15. (C) Discussions with representatives drawn from across
Chad's political elite show virtually no room at this time
for a credible dialogue between President Deby and his
political opposition. We expect Deby will seek to keep the
international community distracted with regular announcements
of committees, meetings, conferences and papers on dialogue.
He will likely succeed in buying off some of his opposition.
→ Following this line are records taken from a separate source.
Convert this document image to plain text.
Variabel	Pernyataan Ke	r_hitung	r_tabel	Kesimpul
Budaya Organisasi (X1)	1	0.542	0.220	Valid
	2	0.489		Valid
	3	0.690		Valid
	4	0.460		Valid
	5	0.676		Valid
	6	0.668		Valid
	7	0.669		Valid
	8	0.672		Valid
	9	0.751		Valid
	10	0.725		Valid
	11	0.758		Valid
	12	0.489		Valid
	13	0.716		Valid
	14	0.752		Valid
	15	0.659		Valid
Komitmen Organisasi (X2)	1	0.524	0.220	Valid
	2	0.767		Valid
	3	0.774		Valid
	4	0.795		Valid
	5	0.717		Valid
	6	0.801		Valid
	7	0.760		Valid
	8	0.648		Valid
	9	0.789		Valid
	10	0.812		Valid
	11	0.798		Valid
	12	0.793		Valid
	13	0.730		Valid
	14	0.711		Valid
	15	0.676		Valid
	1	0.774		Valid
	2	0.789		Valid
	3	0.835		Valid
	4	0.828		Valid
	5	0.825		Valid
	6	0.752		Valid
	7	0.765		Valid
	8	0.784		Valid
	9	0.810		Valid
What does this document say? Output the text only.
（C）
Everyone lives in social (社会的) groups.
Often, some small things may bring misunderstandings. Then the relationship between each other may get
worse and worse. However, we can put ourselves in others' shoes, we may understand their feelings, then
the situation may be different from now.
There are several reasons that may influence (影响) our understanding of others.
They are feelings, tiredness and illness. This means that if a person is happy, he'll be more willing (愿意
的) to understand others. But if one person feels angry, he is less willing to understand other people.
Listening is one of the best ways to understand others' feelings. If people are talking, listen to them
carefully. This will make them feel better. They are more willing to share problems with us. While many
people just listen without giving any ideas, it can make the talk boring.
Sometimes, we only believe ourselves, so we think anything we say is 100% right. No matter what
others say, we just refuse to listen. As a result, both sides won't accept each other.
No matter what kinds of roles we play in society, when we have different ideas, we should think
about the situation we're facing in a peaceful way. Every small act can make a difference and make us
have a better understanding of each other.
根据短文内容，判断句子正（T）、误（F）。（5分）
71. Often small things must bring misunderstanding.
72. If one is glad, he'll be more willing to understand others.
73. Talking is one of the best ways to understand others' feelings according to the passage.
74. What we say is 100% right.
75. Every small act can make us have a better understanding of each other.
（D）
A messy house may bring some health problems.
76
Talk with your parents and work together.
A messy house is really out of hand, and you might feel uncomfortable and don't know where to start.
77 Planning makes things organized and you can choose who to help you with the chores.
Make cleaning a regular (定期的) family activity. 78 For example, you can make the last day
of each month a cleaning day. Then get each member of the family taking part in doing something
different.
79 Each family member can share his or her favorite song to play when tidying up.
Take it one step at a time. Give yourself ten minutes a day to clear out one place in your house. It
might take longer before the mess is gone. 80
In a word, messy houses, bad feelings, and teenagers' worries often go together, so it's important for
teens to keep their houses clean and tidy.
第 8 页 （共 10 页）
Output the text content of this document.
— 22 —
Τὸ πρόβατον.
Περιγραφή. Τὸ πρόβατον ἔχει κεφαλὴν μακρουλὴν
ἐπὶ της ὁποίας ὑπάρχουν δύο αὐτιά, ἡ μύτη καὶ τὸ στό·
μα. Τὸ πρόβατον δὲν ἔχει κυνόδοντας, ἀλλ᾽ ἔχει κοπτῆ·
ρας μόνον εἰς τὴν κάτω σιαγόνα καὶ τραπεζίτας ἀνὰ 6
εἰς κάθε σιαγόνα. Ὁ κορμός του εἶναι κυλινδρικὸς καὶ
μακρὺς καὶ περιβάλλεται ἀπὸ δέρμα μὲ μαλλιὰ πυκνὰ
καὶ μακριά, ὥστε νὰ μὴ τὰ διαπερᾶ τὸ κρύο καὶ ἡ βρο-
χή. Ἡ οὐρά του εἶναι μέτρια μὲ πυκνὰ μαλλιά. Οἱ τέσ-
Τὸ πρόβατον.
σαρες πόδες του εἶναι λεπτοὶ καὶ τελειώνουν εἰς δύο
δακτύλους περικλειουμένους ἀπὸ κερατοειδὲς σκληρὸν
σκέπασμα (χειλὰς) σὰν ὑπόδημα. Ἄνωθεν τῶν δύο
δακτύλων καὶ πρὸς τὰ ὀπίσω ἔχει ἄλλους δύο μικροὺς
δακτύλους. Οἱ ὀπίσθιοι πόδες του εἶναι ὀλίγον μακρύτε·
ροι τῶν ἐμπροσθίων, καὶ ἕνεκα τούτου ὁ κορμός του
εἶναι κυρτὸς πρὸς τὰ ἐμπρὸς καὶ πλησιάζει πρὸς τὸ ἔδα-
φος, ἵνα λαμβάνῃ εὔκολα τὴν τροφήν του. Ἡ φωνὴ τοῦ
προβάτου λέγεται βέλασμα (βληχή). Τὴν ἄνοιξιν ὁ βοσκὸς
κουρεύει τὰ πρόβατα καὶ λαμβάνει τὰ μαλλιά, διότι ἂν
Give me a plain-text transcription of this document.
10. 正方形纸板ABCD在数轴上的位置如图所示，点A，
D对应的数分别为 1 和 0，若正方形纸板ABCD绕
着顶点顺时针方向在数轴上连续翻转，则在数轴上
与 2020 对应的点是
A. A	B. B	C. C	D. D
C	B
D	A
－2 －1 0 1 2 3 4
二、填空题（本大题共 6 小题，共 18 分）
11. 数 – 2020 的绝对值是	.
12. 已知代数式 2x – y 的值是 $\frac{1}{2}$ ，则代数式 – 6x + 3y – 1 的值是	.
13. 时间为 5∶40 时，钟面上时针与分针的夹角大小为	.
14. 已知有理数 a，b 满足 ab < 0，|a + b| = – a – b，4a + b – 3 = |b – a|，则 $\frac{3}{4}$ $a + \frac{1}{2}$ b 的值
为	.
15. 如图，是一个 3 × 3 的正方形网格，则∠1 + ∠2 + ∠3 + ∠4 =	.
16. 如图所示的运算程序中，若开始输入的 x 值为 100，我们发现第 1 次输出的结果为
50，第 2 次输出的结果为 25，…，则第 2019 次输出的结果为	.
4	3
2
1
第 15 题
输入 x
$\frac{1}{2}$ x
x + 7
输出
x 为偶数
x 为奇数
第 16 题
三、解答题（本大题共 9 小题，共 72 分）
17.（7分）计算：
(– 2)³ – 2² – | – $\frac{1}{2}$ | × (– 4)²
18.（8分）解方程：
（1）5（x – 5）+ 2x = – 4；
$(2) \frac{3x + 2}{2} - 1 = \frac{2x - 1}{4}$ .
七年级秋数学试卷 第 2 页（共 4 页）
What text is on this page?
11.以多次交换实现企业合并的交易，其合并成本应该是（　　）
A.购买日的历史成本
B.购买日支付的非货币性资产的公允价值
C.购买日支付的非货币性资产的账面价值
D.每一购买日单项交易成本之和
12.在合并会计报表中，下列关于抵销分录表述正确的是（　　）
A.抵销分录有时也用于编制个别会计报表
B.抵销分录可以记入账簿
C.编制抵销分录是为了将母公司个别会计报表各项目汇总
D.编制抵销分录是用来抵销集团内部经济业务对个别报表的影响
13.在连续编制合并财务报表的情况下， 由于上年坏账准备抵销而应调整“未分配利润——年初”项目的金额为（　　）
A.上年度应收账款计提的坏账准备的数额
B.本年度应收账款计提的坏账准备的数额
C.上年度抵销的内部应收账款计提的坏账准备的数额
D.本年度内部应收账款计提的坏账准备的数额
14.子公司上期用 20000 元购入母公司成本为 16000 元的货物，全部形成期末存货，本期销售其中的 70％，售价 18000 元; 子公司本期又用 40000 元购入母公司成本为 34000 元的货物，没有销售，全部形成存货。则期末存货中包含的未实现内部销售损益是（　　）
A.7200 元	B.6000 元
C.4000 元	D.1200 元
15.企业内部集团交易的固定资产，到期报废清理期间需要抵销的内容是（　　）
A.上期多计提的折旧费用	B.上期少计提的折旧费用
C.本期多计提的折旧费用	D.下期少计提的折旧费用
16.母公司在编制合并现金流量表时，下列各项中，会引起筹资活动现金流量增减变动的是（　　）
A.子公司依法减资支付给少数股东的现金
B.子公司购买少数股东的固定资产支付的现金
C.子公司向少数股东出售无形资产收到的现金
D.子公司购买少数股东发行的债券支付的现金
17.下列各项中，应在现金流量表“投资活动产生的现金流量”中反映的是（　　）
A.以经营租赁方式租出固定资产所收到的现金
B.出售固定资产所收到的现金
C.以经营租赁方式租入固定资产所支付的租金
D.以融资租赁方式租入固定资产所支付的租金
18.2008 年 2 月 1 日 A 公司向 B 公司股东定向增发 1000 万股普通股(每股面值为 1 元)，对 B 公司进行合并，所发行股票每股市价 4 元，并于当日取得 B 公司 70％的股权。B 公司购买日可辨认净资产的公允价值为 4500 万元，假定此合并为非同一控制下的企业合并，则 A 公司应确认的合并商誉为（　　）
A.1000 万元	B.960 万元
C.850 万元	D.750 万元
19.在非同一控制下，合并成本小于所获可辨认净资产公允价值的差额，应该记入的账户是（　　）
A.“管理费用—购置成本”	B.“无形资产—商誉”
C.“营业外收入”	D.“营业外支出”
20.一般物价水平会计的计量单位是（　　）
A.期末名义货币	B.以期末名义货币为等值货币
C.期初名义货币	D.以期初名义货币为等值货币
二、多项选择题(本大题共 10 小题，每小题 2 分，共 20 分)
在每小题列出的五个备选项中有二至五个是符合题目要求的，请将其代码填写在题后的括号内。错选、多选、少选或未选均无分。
Others will self-marginalize by their refusal to talk on his
terms. Still others he will accuse of associating with armed
rebel movements, a charge of which some will be guilty. Deby
will refuse a legitimizing voice in any discussion to armed
"political-military" groups, leaving them to fulminate in the
south and east -- and to plot. Chad's political opposition
will most likely continue to stand aside, doing nothing to
accommodate Deby, and proving themselves to be essentially as
irrelevant to the solution of the country's problems as the
President believes them to be.


16. (C) We, along with the European Union and other
international partners, have called repeatedly for
initiatives that could break this deadlock. But no amount of
coaxing or strong-arming on our part will get very far if the
major actors themselves are not committed. The key rests
largely in President Deby's hands. He needs to demonstrate
that this time he is sincere not only about talking with his
opponents, but also about introducing the reforms necessary
to open up the political system. To have any hope of being
taken seriously, he will have to launch several initiatives
at the outset, e.g., formation of a government of national
unity with powers to pursue a credible reform program,
electoral reforms before next year's legislative elections, a
commitment to handing power over to a new leader after his
next term is complete. If he fails in this attempt to reach
out to his enemies, the odds are stacked dangerously in favor
of more fighting over political succession, not the beginning
of a political dialogue for peace. END COMMENT


17. (U) Tripoli Minimize Considered.